The Next Big Dinosaur Movie Might Come From This Comic Book
The 'Bolivar' artist/writer explains why he wants his creation to take its time.
In November 2017, comics publisher BOOM! Studios under its Archaia imprint released Bolivar, from writer/illustrator Sean Rubin, one of the most remarkable all-ages graphic novels of the year. Contrary to its title, Bolivar isn’t about the 19th-century military leader who ascended to four South American presidencies. Rather, it’s about a dinosaur who lives in New York. And no one notices Bolivar, the dinosaur who lives in New York, because New Yorkers don’t notice anything. It’s this bit of social satire that gives Bolivar both heart and edge over other children’s stories that have found momentum into theaters.
The theatrical version of Bolivar, announced in 2012 when the comic was just a manuscript with two illustrations, is on hold. But if the final product is any indication, Bolivar is more than capable of competing as an awards contender.
Set in modern New York City, population 8.5 million, Bolivar follows a little girl, Sybil, who notices that her next door neighbor is a 15,000-pound tyrannosaurus rex named Bolivar. Despite Sybil’s efforts for other people to see, and to get proof, that Bolivar roams the Earth, Sybil is dismissed by classmates and adults alike. When Sybil finally meets Bolivar, even this urban-dwelling, book reading, vinyl-collecting t-rex keeps his distance.
“You’re a dinosaur!” Sybil says to Bolivar when they finally meet. “You shouldn’t talk to strangers,” he tells her. Mishaps follow, and Bolivar finds himself interim Mayor of New York.
A children’s book by way of a Sunday newspaper comic — Rubin cites Peanuts and Calvin & Hobbes as influences more than Stan Lee and Jack Kirby — Bolivar’s light social commentary spoofs the (admittedly accurate) idea that east coast city dwellers are too busy to notice the extraordinary in front of them. “It’s knowing not to look. Adults are taught not to look,” Rubin explains. “Part of conforming is knowing everyone else is conforming too. It’s rude to point out something unusual. You’re not supposed to call attention. We train children to do this. ‘Don’t look, sweetie.’ Sometimes it’s warranted, other times, it’s silly because there could be something extraordinary and we teach kids to look away.”
It took having kids of his own to finally grasp the idea, too.
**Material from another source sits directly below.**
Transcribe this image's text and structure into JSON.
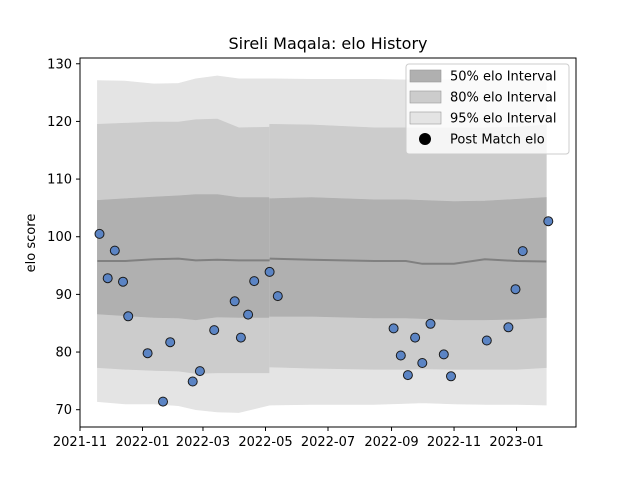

Bolivar had been in Rubin’s head since he and his cousin played with a gray toy dinosaur they named Bolivar (“To this day I do not know why, it just stuck”), and imagined an adventure where Bolivar became Mayor of New York. As an adult, Rubin knew that kernel could make a great book. “I started realizing as I’m writing that it didn’t seem likely, if this happened, anyone would react to it.” Knowing how New Yorkers are, “The Mayor of New York could be a dinosaur before anyone caught on.”
Rubin made literature’s hidden gem of 2017 over a five-year period, when Rubin went from a single guy in his twenties to a married father of two. After raising them and reading to them for several years, Rubin suddenly figured out how bedtime stories actually work. “I became aware how things were paced, how long they were, what humor was in them,” he tells Inverse.
Born in Brooklyn and schooled at Princeton, Rubin’s Bolivar satirizes coastal city folks with affection, because Rubin was one of them too. The hybrid children’s book/comic is packed with autobiographical details known only to the author — his own adventures roaming the city’s museums and other favorite spots that are still around. Nerd staple Midtown Comics has a cameo. “I have at one point accrued so many buy-back points at Midtown, I didn’t put out my wallet for months,” remembers the author.
At one point, Bolivar picks up a copy of The New Yorker — “proxy for urban sophisticate,” says Rubin — on his daily route. It’s one joke that, somehow, also defines Bolivar. “Maybe ask David Remnick, but there are things like that that work. They have a sound or weight you can use and kids understand that’s an ‘adult’ thing.” The author cites ‘90s Warner Bros. cartoons like Animaniacs, which parodied politics and celebrities before Twitter, that were still hits with kids. “Kids pick up on things like that on some level you don’t have to worry about.”
Today, Rubin lives with his family in Charlottesville, Virginia, 400 miles away from the hustle and bustle of Manhattan. But maybe one day, New York will again be close to Rubin if Bolivar hits theaters.
“It was an interesting experience,” Rubin says about the book’s film option and subsequent announcement. “I got a lot of congratulatory emails. If you’re in this industry it’s very easy to feel like, if you’re doing a book someone wants to make a movie, that’s an end goal. It’s not.”
To Rubin, it was more important “to get the book out and make the book good” than worry about the film while writing. “Of course we’d love to see a movie of Bolivar. We consider the project in development. It’s still on the table and we talk about it a lot. If the opportunity arises to make a great movie, we’ll take it.”
Bolivar is now available at booksellers everywhere.